The Newark Star-Ledger’s Kevin Manahan is the latest journalist to advocate the dubious conceit Lenny Dykstra is not a blithering idiot.
The cell phone rings.
“Dude,” Lenny Dykstra says. “Do I know you?”
We had arrived unnanounced at the Lenny Dykstra Car Wash looking for a rental car rinse and an interview with the former Mets postseason hero. A manager says Dykstra will call. When he does, he laughs.
“You’re Pearl Harboring me?’ he says. “Dude, I like that. It shows guts. Come up to my office. Just two rules, man: No questions about steroids or my partying days.”
When we enter the office, we realize Dykstra, now 43, has been watching us the whole time. From his paneled office, with the lights off and the wooden blinds opened only in slits, he watches it all, either from the large window that overlooks the final wipe-down area or on the television next to his desk.

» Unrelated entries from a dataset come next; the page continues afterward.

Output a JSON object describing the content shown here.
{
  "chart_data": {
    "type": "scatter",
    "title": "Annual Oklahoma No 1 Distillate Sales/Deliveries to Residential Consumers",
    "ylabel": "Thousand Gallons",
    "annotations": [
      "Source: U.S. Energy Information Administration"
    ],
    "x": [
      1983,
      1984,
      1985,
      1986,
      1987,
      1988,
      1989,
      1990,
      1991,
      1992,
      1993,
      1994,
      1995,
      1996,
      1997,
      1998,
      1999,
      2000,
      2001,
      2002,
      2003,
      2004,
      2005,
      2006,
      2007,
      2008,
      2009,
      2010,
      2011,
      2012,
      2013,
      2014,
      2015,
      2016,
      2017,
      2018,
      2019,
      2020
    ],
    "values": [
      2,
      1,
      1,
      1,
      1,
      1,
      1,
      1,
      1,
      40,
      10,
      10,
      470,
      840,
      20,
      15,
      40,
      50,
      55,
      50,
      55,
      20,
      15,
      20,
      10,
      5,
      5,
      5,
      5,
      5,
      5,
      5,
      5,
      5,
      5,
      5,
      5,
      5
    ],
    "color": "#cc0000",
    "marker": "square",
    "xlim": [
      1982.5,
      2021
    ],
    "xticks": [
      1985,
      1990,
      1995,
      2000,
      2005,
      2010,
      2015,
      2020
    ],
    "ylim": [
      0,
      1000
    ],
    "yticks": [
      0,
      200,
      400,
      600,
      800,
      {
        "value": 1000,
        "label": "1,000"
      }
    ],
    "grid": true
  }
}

That screen is divided into 16 panels — 16 closed-circuit eyes on this location, his other car washes and his home.
“In the past, people have tried to take advantage of me,” he says. “Some have stolen from me. I’ve had business partners and family members stealing. I mean, what do you think, I won’t find out? Do they think I’m stupid?”
Workers have just installed granite floors in the detailing center. Dykstra likes them, but doesn’t like that the job is still unfinished. He gripes about that. He points at a small patch of brown grass at the base of a palm tree and orders it restored. Everywhere he goes, he spots something he doesn’t like and assigns an employee to fix it. Wipe this, Polish that. Pick that up.
When he thinks the wipe-down guys are slacking, the guy who always hustled calls Ricardo on the cell phone.
“They’re human Xanax,” he barks. “Get them hustling. They’re human sleeping pills. Look at ’em all, dude. They’re all dreary. It’s misery. Nothing is happening. No one is moving. We’re all falling asleep watching them.”